Further, the court reasoned, if the evidentiary burden imposed on a litigant is different from the burden contained in the relevant statute, then it is invalid under Section 7(c) of the Administrative Procedure Act (“APA”). The APA provides that the proponent of a rule has the burden of proof unless provided otherwise by statute.
Notably, the Ninth Circuit appears to have created a Circuit Split with its Section 20(a) holding. The Seventh Circuit previously addressed this issue, determining that Section 20(a) applies to a claim, and not to individual employers. The Board adhered to the Seventh Circuit’s Marinette Marine decision which determined that “[t]he § 920(a) presumption is about whether the claimant’s injury is compensable–whether it happened in the course of work–not about who has to pay for it.” Marinette Marine Corp. v. OWCP, 431 F.3d 1032, 1035 (7th Cir. 2005).

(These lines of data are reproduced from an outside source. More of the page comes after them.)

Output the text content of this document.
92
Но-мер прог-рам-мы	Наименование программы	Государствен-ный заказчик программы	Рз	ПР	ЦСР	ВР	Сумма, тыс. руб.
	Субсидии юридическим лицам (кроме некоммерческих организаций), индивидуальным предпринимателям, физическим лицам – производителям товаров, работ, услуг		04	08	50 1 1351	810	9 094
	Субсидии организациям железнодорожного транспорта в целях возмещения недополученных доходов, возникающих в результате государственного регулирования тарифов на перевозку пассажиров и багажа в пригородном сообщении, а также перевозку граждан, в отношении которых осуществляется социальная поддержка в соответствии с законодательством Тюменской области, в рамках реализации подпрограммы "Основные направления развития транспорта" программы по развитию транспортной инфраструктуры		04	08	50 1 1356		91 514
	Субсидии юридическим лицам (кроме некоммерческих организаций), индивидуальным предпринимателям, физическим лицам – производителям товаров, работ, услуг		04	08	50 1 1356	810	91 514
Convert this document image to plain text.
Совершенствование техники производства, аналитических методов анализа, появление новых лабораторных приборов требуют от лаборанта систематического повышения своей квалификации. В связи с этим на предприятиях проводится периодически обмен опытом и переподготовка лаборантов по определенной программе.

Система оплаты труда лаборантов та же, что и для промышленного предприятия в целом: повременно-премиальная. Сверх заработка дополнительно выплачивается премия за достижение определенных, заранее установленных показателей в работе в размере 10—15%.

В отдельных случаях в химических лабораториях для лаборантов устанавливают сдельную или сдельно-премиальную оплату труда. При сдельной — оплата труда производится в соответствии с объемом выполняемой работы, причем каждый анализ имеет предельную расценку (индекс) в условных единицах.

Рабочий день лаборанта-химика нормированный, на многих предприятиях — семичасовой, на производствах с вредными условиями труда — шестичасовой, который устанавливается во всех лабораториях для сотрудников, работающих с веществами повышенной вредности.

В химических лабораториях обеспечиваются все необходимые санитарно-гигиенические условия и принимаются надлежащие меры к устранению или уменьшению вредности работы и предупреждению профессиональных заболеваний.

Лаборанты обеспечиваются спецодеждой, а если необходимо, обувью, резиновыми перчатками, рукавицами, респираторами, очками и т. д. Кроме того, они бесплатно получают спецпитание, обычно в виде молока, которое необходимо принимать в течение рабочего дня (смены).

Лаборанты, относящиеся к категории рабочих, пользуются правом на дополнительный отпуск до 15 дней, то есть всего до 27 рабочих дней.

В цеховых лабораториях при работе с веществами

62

In addition to the application of Section 20(a), the Ninth Circuit also addressed how evidence must be analyzed in last responsible employer cases. The argument presented to the court was that each employer’s evidence must be analyzed sequentially in occupational disease cases. Not only did the court agree, it provided the framework for a proper sequential analysis:
“Therefore, the ALJ in multiple-employer occupational disease cases should conduct a sequential analysis, as follows: the ALJ should consider sequentially, starting with the last employer, (1) whether the § 20(a) presumption has been invoked successfully against that employer, (2) whether that employer has presented substantial, specific and comprehensive evidence so as to rebut the § 20(a) presumption…and (3) if the answer to the second question is yes, whether a preponderance of the evidence supports a finding that that employer is responsible for the claimant’s injury… The first employer in the analytical sequence (that is, the last responsible employer in time) who is found to be responsible under this analysis shall be liable for payment of benefits, and the ALJ need not continue with this analysis for the remaining employers. In conducting this analysis, the ALJ should consider all evidence regarding exposure or lack thereof at a particular employer, and evidence supporting a finding of exposure at a given employer may be submitted either by the claimant or by earlier employers.”
The Ninth Circuit carefully noted that it was choosing the sequential analysis approach for last responsible employer cases involving occupational diseases. For “two-injury” cases involving cumulative traumas, the simultaneous analysis approach still applies, requiring the fact-finder to consider working conditions at multiple employers. In other words, the competing employers have concurrent or complimentary duties, with each bearing the burden of persuading the fact-finder “that the disability is due to the injury with the other employer.” Buchanan v. Int’l Transp. Servs., 33 BRBS 32, *4 (1999).
Albina Engine & Machine v. Director, OWCP, —F.3d—- (9th Cir. 2010).